The minimum wage in the United States is quite confusing, especially when we consider the state minimum wages. Every state has its own minimum wage, but it can’t be less than the federal minimum wage. 

The idea of minimum wage is pretty outdated in the United States as it was first introduced to be a living wage, but what’s first thought to be a living wage doesn’t really live up to today’s expectations. The federal minimum wage is $7.25 per hour. The states with the lowest minimum wage are the states that use the federal minimum wage. While $7.25 isn’t maintainable, even in states with the lowest cost of living, most companies pay their employees more than the federal minimum wage. 

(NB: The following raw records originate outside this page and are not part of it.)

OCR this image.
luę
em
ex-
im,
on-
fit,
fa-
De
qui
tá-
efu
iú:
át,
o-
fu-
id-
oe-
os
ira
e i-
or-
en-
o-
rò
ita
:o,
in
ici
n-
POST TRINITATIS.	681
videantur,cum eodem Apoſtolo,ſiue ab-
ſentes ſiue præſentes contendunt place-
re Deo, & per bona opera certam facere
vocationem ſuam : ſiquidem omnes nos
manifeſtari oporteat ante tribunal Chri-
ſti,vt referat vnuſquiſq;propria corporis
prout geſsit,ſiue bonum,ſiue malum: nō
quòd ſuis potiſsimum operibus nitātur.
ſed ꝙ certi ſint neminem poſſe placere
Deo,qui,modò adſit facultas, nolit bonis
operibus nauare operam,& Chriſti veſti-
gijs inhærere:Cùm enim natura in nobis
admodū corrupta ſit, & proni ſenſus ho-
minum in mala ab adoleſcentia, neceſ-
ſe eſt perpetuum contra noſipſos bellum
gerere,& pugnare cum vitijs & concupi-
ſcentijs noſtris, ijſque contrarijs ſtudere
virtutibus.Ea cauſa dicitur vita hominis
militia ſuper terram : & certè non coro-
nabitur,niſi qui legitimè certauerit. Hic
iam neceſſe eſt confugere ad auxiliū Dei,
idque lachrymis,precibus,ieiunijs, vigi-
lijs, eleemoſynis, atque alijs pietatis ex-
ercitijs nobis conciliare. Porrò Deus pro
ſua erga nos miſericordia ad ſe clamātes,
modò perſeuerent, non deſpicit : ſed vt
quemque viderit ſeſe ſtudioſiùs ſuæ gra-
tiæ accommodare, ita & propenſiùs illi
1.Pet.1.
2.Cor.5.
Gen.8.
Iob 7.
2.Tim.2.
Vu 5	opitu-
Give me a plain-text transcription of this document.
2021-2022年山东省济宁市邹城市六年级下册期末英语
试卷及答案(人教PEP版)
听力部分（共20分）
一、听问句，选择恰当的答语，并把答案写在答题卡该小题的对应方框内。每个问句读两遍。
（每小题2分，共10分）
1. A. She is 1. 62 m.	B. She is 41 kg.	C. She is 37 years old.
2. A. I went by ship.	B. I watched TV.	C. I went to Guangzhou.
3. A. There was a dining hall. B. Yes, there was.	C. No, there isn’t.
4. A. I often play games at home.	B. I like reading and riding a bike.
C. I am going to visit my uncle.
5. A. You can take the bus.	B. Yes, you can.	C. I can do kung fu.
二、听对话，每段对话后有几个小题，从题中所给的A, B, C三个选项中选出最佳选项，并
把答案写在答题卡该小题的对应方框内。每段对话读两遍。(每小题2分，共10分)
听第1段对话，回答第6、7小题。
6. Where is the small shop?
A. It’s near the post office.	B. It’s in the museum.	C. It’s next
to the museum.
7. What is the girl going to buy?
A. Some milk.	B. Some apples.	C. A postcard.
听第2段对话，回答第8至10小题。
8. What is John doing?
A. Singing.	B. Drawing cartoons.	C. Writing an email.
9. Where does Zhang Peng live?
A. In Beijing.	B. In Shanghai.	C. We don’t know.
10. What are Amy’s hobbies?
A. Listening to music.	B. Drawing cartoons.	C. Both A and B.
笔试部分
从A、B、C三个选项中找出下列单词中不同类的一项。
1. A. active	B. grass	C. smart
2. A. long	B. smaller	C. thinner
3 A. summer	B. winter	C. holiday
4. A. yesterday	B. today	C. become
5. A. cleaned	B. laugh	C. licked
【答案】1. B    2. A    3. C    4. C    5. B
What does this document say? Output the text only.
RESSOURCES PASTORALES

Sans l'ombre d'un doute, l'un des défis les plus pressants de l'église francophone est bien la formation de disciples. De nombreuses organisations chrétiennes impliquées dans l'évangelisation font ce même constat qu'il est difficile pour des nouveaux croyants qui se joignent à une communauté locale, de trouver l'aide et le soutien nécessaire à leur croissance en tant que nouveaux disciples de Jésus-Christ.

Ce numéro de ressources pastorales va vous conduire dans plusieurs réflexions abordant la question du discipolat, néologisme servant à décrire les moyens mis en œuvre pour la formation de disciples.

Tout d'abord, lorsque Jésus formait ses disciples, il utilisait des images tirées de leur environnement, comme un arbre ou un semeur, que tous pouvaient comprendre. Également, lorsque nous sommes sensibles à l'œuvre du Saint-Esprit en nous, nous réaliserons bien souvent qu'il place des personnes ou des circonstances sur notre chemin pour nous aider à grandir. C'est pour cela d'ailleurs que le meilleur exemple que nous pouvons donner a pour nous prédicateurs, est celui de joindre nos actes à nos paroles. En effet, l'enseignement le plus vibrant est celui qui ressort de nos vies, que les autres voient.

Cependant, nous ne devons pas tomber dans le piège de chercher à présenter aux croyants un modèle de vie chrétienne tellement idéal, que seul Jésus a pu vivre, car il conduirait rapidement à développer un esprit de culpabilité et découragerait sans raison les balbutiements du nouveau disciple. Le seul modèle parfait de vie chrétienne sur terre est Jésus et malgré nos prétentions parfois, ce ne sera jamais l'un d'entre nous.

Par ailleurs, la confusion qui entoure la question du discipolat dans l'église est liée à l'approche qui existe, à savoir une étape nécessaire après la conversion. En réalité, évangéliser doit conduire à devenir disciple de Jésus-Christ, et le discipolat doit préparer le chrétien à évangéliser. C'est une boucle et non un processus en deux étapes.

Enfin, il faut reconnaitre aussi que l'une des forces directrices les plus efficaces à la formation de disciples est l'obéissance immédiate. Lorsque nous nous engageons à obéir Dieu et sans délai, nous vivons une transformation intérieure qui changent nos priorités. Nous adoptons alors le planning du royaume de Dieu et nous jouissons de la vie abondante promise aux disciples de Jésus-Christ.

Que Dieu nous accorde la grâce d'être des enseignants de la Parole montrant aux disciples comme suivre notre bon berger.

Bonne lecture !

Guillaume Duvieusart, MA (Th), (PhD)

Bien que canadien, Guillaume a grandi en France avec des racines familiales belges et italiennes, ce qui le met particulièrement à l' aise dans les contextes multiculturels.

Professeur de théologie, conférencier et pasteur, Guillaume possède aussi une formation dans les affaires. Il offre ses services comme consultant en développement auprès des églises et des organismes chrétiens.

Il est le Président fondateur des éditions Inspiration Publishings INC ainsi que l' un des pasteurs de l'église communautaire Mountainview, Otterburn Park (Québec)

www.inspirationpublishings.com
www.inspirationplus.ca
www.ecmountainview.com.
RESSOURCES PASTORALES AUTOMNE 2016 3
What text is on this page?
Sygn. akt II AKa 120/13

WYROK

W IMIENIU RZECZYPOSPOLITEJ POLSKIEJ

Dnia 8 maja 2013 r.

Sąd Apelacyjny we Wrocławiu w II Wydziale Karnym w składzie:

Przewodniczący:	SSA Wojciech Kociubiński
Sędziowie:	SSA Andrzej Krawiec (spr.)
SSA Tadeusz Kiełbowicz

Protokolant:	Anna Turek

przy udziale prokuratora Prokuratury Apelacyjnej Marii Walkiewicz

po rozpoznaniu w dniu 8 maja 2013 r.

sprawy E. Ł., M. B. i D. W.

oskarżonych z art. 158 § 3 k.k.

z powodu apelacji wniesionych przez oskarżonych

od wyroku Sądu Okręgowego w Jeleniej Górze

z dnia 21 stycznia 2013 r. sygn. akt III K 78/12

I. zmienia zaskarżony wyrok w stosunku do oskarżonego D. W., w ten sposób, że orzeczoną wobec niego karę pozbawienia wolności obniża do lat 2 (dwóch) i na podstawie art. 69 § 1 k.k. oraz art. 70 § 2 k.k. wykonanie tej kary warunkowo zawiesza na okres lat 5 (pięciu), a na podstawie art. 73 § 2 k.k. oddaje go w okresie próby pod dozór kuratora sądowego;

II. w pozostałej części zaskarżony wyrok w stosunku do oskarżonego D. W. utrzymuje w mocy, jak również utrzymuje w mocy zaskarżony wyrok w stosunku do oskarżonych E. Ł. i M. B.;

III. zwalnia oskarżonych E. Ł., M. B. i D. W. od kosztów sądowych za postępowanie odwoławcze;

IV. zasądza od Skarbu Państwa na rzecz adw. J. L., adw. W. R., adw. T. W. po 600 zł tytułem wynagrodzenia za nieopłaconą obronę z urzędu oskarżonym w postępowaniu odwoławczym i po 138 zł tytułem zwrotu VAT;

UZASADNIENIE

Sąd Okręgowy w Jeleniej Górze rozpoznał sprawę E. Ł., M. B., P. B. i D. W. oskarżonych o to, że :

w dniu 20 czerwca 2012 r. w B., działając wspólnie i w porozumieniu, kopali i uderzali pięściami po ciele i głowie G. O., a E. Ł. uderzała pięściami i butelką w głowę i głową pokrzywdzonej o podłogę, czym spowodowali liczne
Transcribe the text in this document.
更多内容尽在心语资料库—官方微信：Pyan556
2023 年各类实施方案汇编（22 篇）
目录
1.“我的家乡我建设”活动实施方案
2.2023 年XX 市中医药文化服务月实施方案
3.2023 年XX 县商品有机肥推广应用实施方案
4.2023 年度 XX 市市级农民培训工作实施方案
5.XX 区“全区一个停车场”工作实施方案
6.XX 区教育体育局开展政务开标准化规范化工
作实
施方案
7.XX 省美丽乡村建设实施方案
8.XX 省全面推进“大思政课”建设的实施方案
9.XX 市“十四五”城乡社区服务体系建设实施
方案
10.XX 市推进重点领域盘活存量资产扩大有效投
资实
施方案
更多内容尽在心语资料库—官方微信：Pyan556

Many states are focusing on increasing the minimum wage, and some are even pushing for as much as $15 per hour. Not all states are making this effort, though, in a way, it’s understandable as the cost of living changes drastically across the United States. Even $10 per hour is enough of a wage to get by in some states, so they don’t have the same need to push for a higher wage. Here are the states that use the federal minimum wage, making them the states with the lowest minimum wage.

  • Idaho
  • Indiana
  • Iowa
  • Kansas
  • Kentucky
  • Louisiana
  • New Hampshire
  • North Carolina
  • North Dakota
  • Oklahoma
  • Pennsylvania
  • Texas
  • Utah
  • Virginia
  • Wisconsin
  • Wyoming

Other than the states above that force federal minimum wage, there are states above the federal minimum wage but not whole a lot higher. Here is the list of states with a minimum wage under or within the range of $10 per hour.

  • Alaska: $10.19
  • Arkansas: $10.00
  • Delaware: $9.25
  • Florida: $8.56
  • Illinois: $10.00
  • Missouri: $9.45
  • Montana: $8.65
  • Nebraska: $9.00
  • Nevada: $8.00
  • New Mexico: $9.00
  • Ohio: $8.70
  • Rhode Island: $10.50
  • South Dakota: $9.30
  • Vermont: $10.96
  • West Virginia: $8.75

The state minimum wages are on the rise, and as the states increase their minimum wages, we’ll update our list. It’s still a question of whether the states will increase their minimum wages to $15 per hour. While some states might do that, some are certainly not up for it due to the cost of living and its impact on businesses. There are also other things to consider with a higher minimum wage, such as unemployment and the cost of employing people for small businesses.